Anyone who has children exercises this way of thinking like a historian all the time. He did it. No she did. I use these skills as a husband and father, a teacher, and a manager. I collect and weigh evidence. I consider the biases of the sources and compare their versions with other available objective and subjective evidence. The skill of thinking like a historian has long out-lived the content of the history I learned. But that’s okay because the content was the vehicle to hone these skills. It served its purpose, and I know how to find it if and when I should need it again.

These historical thinking skills unfortunately frequently got lost in the obligation I felt as a teacher to convey the content. Indeed, the historical information became the end, it’s retention the measure of educational success. How do you measure thinking like a historian anyway?

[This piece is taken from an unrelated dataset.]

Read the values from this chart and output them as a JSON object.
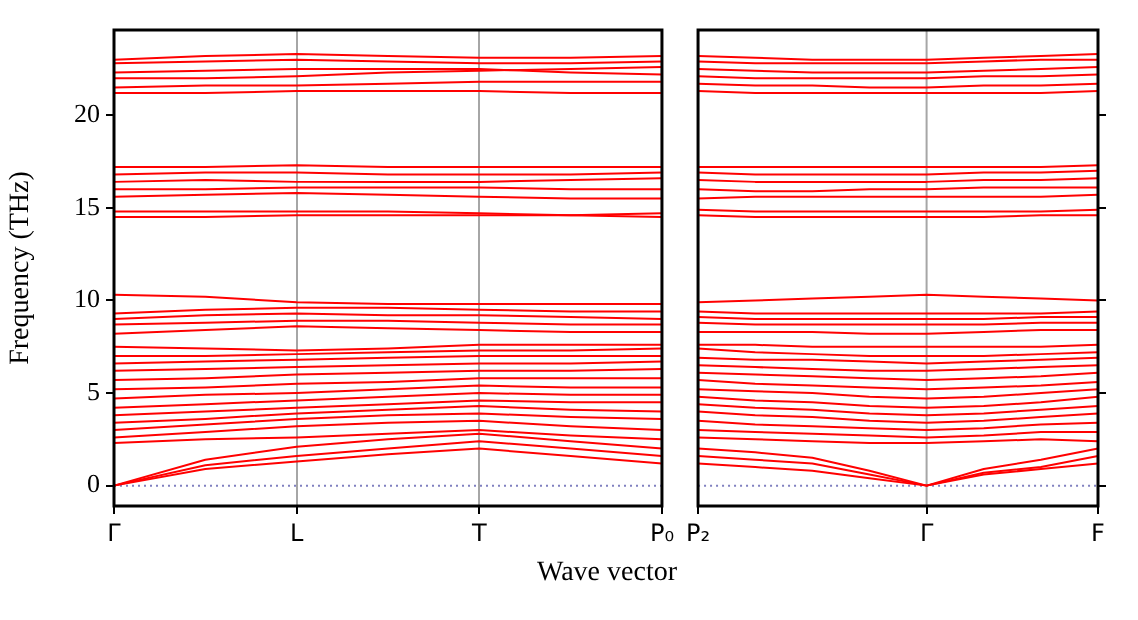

I get the sense that we’ve followed a similar path in math. We don’t spend enough time helping kids see that learning the content of math is a path to a way of thinking and problem solving that they can use for the rest of their lives, long after they’ve forgotten a particular formula. You can read about mathematical thinking and rigor, but it’s tough to find in the standards. Ask an adult when they think mathematically, and they’ll typically describe an exercise dealing with numbers or spreadsheets.

But thinking mathematically thrives in the non-numeric world. The concepts of equivalence, commutativity, and order, for instance, have implications in many aspects of our everyday lives. Can I combine these recipe ingredients in any order or will the results differ if I add the egg first? Is there another way for me to get the outcome I want? How can I break down this complicated situation into more manageable pieces?

The teacher training books from Singapore, a nation that produces the highest performing math students in the world, talk specifically about the goal of mathematical thinking. But even they acknowledge the difficulty of focusing on this nebulous outcome compared to concreteness of specific math skills. Without our help students won’t see the power of thinking like a mathematician any more than they see the daily value of thinking like a historian. We’ve got to make the connections explicit and show how the exercise of learning the math (or history) makes those skills stronger. That’s a good design challenge. I’ll keep you posted.